In total, eight objects, including two complete pieces, were unearthed from the field located in the scenic region of Llantrisant Fawr, Monmouthshire.

Other Roman pottery were vessels also part of the booty, stumbled upon by detectorist Jon Mathews. Although he wasn’t initially certain about the significance of his discovery, he had a strong intuition that it might be something of great importance, reports Wales Online .

The bucket mounts found at Llantrisant Fawr.

Acting upon this hunch, he promptly contacted the local find liaison officer, who recognized the potential value of the artifacts. With careful precision, the archaeologists delicately excavated the findings which were then transported to Amgueddfa Cymru, the National Museum of Wales, for further examination and preservation.

Following these initial findings, Jon Matthews joined the museum’s excavation team at the site.

Together, more artifacts were unearthed, including a captivating bowl adorned with an ox’s face! Initially mistaken for a brooch, this particular discovery left Jon, an experienced detectorist of ten years, in awe, describing the experience as “surreal.”

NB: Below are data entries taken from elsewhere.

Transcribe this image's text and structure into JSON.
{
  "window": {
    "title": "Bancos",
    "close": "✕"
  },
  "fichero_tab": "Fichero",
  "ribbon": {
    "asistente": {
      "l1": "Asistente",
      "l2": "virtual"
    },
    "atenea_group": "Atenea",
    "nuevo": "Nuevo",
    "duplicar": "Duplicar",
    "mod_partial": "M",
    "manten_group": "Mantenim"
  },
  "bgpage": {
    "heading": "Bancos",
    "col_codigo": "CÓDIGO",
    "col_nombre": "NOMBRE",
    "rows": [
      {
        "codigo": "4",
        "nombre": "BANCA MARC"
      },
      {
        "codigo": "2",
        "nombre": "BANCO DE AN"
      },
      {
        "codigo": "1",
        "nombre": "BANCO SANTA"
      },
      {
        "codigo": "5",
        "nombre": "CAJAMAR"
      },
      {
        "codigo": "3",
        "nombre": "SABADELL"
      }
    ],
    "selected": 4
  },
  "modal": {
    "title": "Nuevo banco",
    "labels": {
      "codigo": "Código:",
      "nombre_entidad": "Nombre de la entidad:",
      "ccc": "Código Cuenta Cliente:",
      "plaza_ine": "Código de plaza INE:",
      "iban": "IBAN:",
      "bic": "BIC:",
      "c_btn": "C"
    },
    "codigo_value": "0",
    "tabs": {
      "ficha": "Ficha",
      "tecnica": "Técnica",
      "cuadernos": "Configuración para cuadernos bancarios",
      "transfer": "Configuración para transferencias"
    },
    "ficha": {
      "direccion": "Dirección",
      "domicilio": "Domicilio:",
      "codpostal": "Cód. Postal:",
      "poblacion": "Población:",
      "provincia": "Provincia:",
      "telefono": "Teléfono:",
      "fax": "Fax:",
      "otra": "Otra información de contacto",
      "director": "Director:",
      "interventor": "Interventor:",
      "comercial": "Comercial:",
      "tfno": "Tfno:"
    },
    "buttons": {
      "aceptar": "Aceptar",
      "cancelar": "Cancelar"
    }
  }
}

An Iron Age wooden bucket with copper fittings

“I’ve never seen anything like it. I didn’t think our ancestors could make such a beautiful, beautiful thing. I was quite shocked. I feel honoured to have found something so unique that is linked to Wales and our ancestors,” exclaimed Mr Matthews.

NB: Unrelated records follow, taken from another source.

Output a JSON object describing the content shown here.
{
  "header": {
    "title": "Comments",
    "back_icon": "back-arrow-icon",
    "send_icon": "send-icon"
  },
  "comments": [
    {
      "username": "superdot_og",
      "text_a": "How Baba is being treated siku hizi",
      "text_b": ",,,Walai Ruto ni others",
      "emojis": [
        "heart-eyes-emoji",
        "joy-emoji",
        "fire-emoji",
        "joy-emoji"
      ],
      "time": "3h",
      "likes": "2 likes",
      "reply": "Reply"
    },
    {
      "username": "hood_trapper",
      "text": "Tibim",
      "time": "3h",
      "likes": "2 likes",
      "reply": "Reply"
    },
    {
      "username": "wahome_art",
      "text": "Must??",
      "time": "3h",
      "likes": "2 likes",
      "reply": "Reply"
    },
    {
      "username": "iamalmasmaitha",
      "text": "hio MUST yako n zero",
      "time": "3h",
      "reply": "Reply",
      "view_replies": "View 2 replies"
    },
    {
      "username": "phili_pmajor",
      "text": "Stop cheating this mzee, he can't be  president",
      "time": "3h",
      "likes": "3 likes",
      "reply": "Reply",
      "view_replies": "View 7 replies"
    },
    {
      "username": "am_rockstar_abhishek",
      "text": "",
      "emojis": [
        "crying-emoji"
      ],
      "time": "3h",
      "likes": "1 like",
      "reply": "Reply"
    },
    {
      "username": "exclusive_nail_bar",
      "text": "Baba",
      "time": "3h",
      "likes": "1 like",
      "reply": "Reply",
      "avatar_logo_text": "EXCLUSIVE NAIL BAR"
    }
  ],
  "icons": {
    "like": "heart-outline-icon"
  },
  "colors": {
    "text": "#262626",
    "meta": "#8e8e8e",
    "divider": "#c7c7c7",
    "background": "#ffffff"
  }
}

The subsequent investigations conducted by experts from the Portable Antiquities Scheme in Wales (PAS Cymru) and Amgueddfa Cymru uncovered a total of two complete and six fragmentary vessels.

Among the findings were remnants of two wooden tankards, an Iron Age bucket adorned with copper alloy fittings, an Iron Age copper alloy bowl, cauldron, and strainer, as well as two Roman copper alloy saucepans.

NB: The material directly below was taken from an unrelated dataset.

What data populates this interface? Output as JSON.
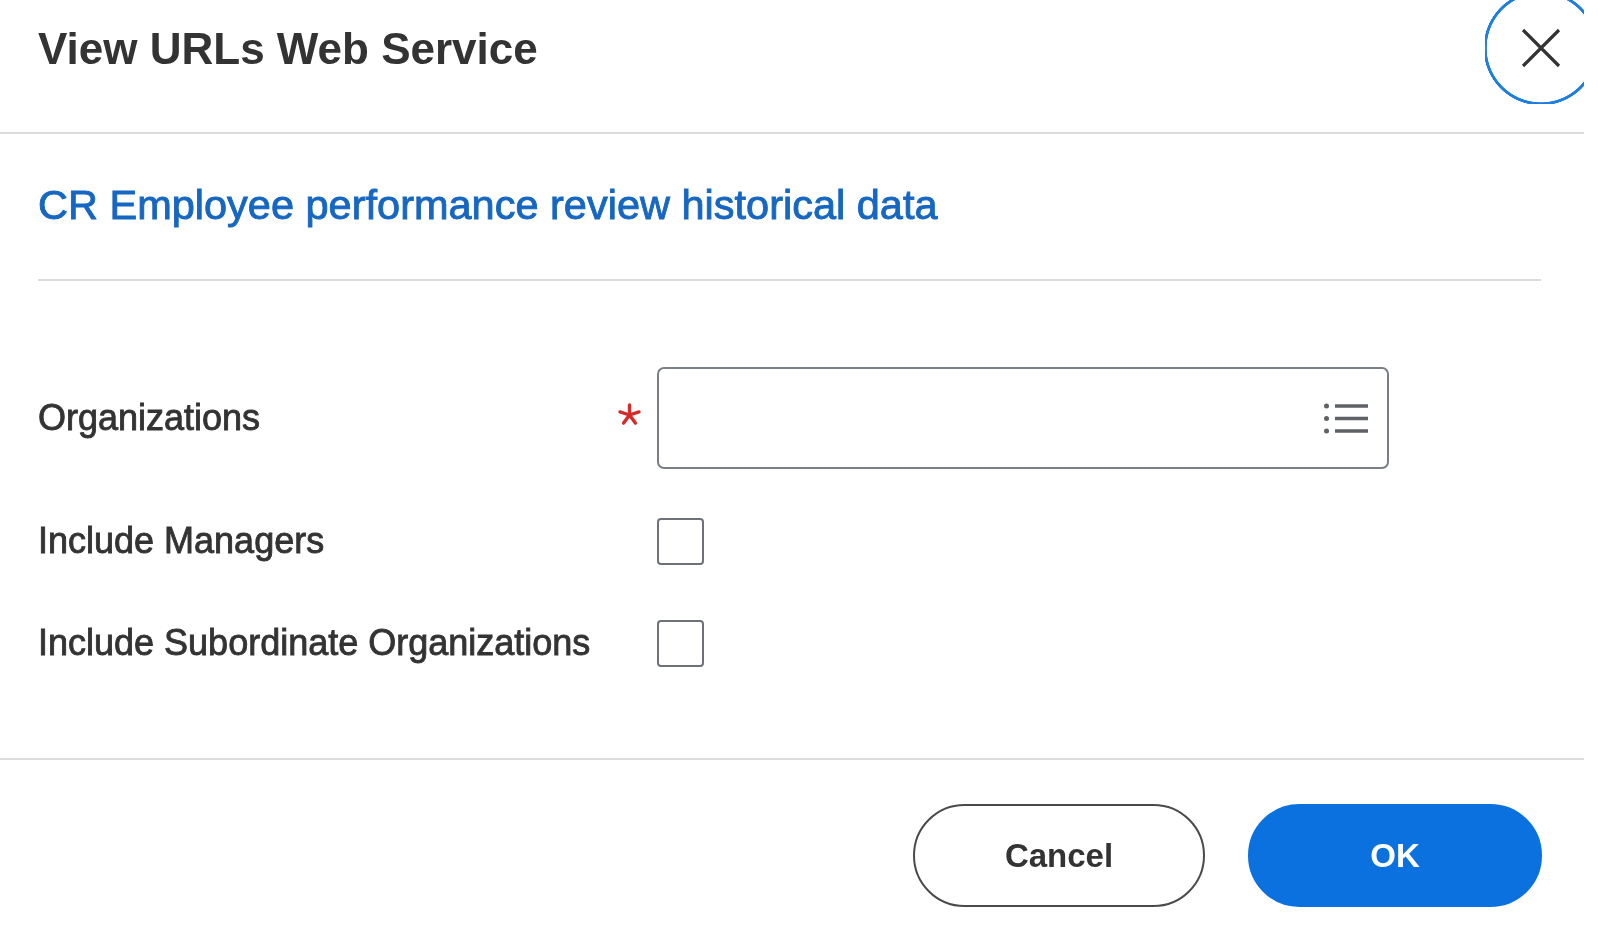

These vessels are believed to have been buried as a group during the second half of the first century AD, a tumultuous historical period surrounding the end of the Roman occupation of Britain .

The remarkable bowl with an ox head handle is a beautiful blue-green metal design and a wide-eyed ox with bowed horns. The lower lips or jaw extend outwards into the handle-like loop. The team has given this find the nickname of ‘Bovril’!

“Now that it’s been declared treasure, I’m excited to finally share this incredible hoard that I was so lucky to help excavate. The c.1st century AD Llantrisant Fawr vessel hoard found near Usk, Monmouthshire”

Alastair Willis, a senior curator at Amgueddfa Cymru, said, “The discovery of two coin hoards in the same field and in the general vicinity of the Roman town at Caerwent, is exciting and significant.

The results of the geophysical survey undertaken suggest the presence of a previously unknown settlement or religious site where the coin hoards were buried. This sheds light on life in the rural hinterland around the Roman town of Venta Silurum.

The discoveries are also important for understanding events happening in south-east Wales around the time when the Romans left, at the beginning of the fifth century AD.”

A Roman trulleus (saucepan) handle found at Llantrisant Fawr.

Interestingly, other significant discoveries were made in a ploughed field in Caerwent by metal detectorists Colin Price and Rhys Cadwallader between 2014 and 2022.

Their findings consisted of a hoard of Roman coins dating from the late-third to late-fourth centuries AD. The proximity of these coin hoards to the Roman town of Caerwent has led experts to believe that they might indicate the presence of an unknown settlement or religious site.

Dr David Howell, PAS Cymru Engagement Officer added, “The Portable Antiquities Scheme in Wales plays a critical role in safeguarding Welsh heritage. Through a network of dedicated Finds Liaison Officers across Wales, and support from the Welsh Archaeological Trusts, PAS Cymru provides a service where finders of archaeological materials can formally report their objects.”

He also highlighted how years of invaluable information have enhanced our understanding of Welsh archaeology and history, in which PAS Cymru has played an invaluable role.